We got also a .255 IP and we were able to bring up connections and also vpn's from and to the same AS, but we were unable to get any packet out of the backbone, also not with linux firewalls.
Finally we have changed the ip to .254
Regards Rene
Rene Hildenbrand HiHo GmbH Lochrütistr. 23 CH-8633 Wolfhausen
Mail:rene.hildenbrand@hiho.ch Web:http://hiho.ch Direkt: +41 (0)43 501 11 02 Tel: +41 (0)43 501 11 00 Fax:+41 (0)43 501 11 90 -----Ursprüngliche Nachricht----- Von: swinog-bounces@lists.swinog.ch [mailto:swinog-bounces@lists.swinog.ch] Im Auftrag von Oliver Schad Gesendet: Donnerstag, 31. März 2011 10:24 An: swinog@lists.swinog.ch Betreff: Re: [swinog] Connectivity problems with .255 IP Adress
On Thursday 31 March 2011 09:44:27 Mike Kellenberger wrote:
One of our customers got a .255 IPv4 address assigned by sunrise.
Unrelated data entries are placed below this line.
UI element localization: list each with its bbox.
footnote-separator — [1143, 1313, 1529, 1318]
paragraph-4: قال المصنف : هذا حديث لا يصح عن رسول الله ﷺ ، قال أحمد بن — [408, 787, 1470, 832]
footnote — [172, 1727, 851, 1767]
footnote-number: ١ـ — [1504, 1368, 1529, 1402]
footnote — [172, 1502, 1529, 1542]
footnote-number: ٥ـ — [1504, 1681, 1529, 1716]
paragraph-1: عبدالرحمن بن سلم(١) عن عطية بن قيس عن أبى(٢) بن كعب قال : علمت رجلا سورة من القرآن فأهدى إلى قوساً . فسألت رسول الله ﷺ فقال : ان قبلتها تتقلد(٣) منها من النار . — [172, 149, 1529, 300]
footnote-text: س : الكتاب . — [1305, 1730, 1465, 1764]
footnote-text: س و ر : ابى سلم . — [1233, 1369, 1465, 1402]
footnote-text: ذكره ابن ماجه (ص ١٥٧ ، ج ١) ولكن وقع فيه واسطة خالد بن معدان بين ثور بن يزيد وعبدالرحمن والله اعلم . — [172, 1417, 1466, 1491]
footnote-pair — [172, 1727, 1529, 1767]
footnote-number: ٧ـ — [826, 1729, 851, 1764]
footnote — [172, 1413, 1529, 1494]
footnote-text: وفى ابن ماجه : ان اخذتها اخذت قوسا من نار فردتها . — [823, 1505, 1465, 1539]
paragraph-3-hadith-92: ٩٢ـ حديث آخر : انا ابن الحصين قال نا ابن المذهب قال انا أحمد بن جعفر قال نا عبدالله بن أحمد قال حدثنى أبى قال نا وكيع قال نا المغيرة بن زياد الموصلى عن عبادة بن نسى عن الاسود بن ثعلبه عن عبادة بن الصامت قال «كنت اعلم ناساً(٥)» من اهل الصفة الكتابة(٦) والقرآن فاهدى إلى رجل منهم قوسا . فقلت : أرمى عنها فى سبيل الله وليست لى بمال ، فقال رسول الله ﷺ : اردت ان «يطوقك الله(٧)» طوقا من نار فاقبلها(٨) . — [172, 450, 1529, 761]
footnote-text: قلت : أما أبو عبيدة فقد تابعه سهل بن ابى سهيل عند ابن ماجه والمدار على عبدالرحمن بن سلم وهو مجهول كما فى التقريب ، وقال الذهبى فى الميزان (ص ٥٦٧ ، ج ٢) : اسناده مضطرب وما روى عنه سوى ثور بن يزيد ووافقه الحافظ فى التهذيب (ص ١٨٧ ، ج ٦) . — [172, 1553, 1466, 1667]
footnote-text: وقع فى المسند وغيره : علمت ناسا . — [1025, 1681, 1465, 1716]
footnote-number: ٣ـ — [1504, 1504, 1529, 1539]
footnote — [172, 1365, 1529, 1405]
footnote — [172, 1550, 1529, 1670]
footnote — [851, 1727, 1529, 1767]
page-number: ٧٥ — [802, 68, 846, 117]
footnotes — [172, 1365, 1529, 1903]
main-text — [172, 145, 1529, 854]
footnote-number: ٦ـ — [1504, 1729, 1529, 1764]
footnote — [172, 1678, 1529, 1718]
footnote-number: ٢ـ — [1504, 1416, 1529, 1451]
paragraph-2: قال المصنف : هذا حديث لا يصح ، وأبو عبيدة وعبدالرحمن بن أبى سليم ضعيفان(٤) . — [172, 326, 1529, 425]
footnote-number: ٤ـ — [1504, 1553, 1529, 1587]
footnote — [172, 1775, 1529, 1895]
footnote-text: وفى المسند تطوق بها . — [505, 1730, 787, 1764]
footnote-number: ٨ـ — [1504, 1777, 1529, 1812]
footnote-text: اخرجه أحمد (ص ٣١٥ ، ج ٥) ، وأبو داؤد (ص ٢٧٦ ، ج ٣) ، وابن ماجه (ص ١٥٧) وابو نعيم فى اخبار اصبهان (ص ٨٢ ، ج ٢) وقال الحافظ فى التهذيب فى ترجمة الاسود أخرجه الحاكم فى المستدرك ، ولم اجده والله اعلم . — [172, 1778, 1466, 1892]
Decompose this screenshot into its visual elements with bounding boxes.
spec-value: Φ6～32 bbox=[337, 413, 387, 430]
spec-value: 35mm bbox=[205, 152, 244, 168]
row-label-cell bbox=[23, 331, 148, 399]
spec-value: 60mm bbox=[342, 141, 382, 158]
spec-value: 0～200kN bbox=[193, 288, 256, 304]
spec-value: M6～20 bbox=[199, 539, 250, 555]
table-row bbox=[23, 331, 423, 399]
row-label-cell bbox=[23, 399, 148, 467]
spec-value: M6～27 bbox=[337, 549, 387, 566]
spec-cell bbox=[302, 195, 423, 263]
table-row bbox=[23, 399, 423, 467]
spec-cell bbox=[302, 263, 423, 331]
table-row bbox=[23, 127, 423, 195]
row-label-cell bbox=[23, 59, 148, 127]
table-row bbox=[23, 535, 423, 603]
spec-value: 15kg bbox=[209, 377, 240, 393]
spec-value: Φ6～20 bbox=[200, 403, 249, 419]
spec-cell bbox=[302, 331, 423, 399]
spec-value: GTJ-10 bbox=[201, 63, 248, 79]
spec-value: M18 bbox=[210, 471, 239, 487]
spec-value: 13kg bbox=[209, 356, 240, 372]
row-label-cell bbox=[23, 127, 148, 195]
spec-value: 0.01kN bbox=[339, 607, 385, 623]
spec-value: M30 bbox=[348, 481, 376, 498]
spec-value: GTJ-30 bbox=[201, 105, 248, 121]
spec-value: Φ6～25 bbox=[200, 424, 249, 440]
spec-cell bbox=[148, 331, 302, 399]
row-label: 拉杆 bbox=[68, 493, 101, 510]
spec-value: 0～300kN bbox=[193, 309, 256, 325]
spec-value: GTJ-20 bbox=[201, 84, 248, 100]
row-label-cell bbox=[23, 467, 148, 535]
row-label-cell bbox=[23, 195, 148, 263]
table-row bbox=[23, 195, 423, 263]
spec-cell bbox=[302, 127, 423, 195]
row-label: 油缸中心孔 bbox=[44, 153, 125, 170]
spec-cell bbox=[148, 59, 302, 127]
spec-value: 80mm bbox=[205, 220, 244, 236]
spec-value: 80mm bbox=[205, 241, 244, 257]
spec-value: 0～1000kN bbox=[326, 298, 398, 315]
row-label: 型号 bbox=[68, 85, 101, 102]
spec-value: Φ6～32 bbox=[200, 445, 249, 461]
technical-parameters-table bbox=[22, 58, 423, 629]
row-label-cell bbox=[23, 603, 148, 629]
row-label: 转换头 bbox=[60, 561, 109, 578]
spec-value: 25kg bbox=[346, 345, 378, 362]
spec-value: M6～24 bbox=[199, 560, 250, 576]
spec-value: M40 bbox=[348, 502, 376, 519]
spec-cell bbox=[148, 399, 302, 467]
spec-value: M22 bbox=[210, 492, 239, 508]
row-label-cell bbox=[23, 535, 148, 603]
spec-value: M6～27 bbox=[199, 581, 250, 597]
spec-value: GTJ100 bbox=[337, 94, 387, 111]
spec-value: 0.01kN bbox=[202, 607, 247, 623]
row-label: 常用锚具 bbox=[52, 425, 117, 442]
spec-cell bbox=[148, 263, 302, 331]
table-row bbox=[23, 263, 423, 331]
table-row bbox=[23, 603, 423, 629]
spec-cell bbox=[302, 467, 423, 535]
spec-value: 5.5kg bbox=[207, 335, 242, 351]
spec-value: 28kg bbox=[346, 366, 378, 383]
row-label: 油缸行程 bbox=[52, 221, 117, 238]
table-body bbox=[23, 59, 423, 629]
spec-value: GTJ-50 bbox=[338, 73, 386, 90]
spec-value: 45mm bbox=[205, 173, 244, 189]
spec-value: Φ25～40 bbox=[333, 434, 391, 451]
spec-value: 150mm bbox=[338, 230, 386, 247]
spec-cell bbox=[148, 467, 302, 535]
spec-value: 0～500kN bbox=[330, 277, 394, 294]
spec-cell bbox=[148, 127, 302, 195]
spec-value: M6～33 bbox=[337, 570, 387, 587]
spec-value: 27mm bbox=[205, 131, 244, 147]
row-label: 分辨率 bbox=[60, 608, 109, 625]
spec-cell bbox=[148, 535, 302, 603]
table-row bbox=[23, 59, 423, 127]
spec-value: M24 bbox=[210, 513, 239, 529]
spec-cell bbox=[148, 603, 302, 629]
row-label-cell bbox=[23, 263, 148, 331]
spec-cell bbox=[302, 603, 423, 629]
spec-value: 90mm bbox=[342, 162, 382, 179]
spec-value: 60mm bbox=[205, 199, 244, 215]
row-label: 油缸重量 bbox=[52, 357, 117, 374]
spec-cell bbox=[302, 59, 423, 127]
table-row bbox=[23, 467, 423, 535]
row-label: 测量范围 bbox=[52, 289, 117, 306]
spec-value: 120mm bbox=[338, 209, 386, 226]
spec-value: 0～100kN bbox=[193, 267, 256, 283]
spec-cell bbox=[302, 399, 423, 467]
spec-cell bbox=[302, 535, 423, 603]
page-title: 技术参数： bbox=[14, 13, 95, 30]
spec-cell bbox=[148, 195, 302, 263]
I know that this can be a valid host address with a netmask of /23 or greater, but the strange thing is, that he can't reach any of our Windows Server 2003 hosts with this IP. Windows Server 2008 Servers in the same subnet are no problem...
Does anybody know of such a problem? Mr. Google couldn't give me any satisfactory results... :-)
There is a old windows bug with .255, maybe it's still not solved.
Regards Oli
On Thu, 31 Mar 2011, Oliver Schad wrote:
On Thursday 31 March 2011 09:44:27 Mike Kellenberger wrote:
Does anybody know of such a problem? Mr. Google couldn't give me any satisfactory results... :-)
There is a old windows bug with .255, maybe it's still not solved.
http://support.microsoft.com/kb/281579
Yes, time to upgrade :) (via google: "windows 2003 255 ip address") and then added "kb".